A culpa de Levir

Antero Greco

29 Outubro 2017 | 12h47

Descer a ripa em cartola é esporte de preferência nacional. Em grande parte das vezes, merecem; eles fazem muita lambança. Vez ou outra acertam, oras, porque ninguém é de ferro.

Modesto Roma, do Santos, não foge à regra.

Desta vez, porém, tendo a não discordar dele, na “segunda” demissão de Levir Culpi em menos de dez dias – agora pra valer. A decisão irrevogável foi tomada no sábado, depois da derrota por 2 a 1 para o São Paulo. Elano, como era previsto, assume interinamente até o final do Brasileiro.

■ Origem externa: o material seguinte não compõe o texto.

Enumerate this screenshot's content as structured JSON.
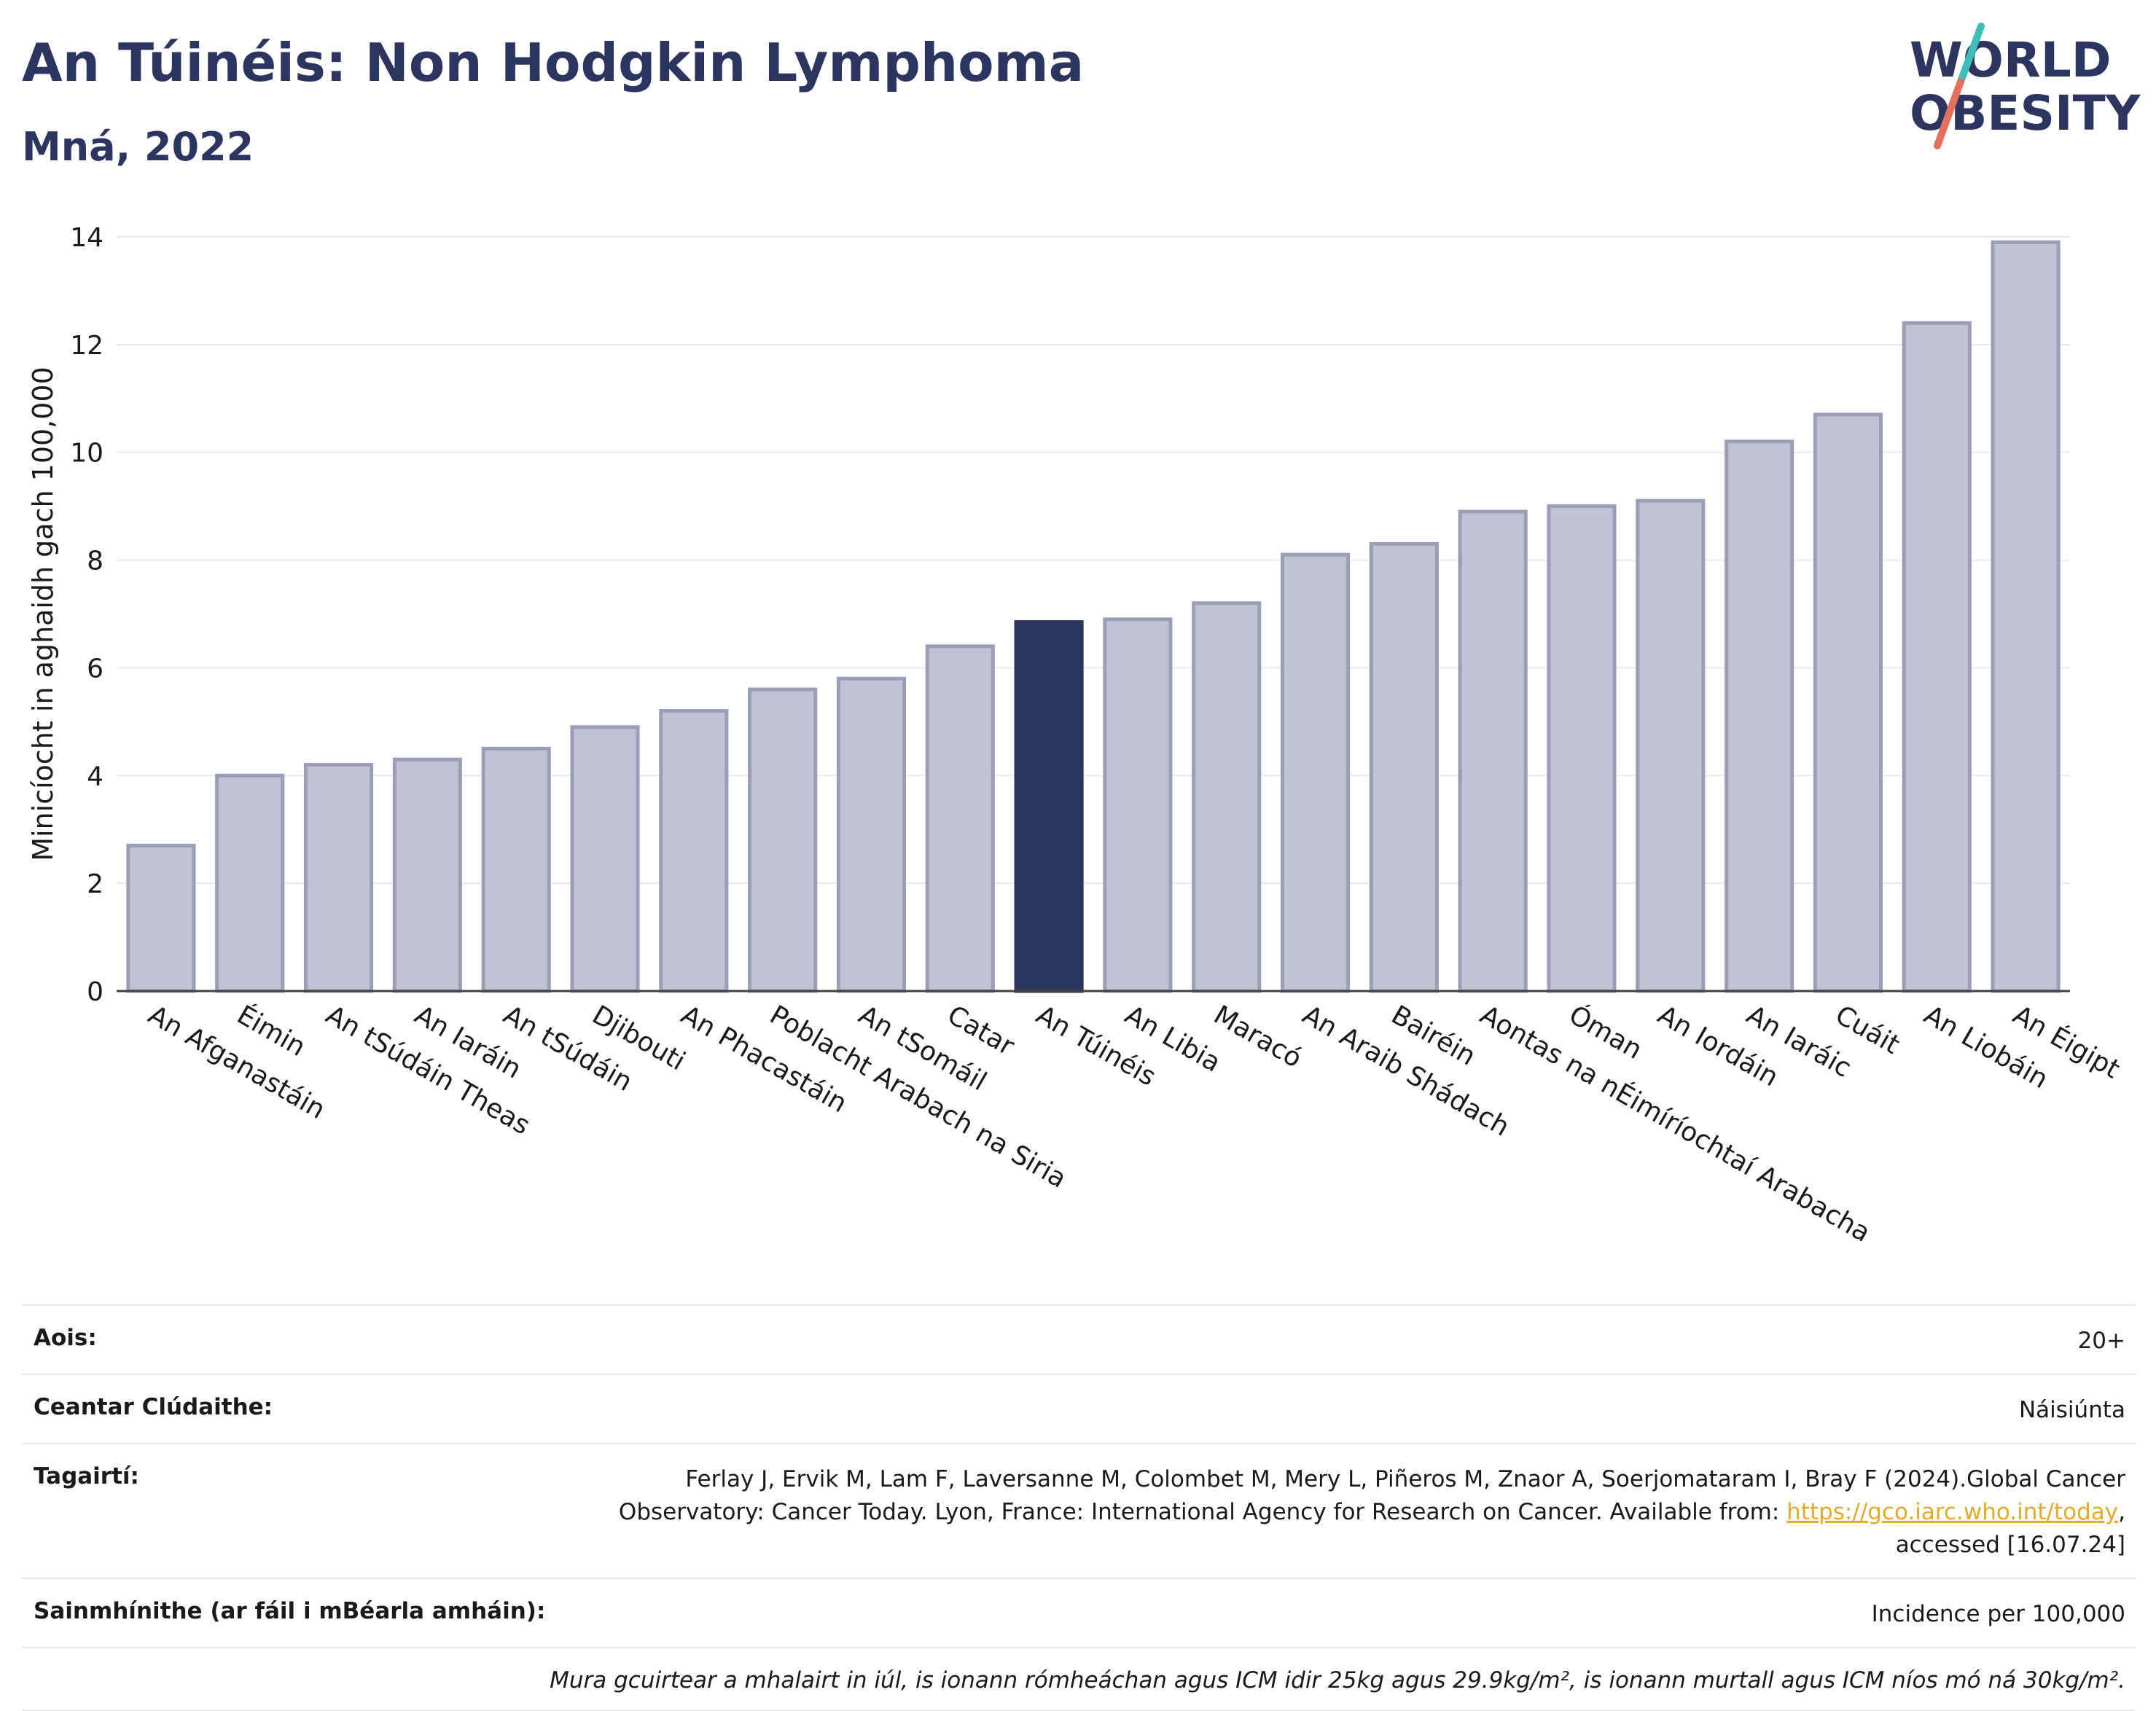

Na verdade, Modesto errou de novo. Porque deveria ter mantido a dispensa de Levir na outra semana. Havia voltado atrás a pedido dos jogadores, então fechados com o “professor”. Dera um voto de confiança ao chefe da equipe e ao elenco.

Levir, no entanto, chegara ao limite. O Santos empacou de uns tempos para cá. Embora tenha 53 pontos e teoricamente continua na briga pelo título, o futebol que mostra está longe de empolgar. Ah, os números com o treinador não são ruins: 14 vitórias, 12 empates, 5 derrotas.

Desculpem-me os que acham essa estatística satisfatória, mas não é. Por quê? Porque há excessivo número de empates. E está mais do que provado de que empate não leva a lugar nenhum. No máximo, serve para curiosidades do gênero “Time tal está há tantos jogos sem perder”…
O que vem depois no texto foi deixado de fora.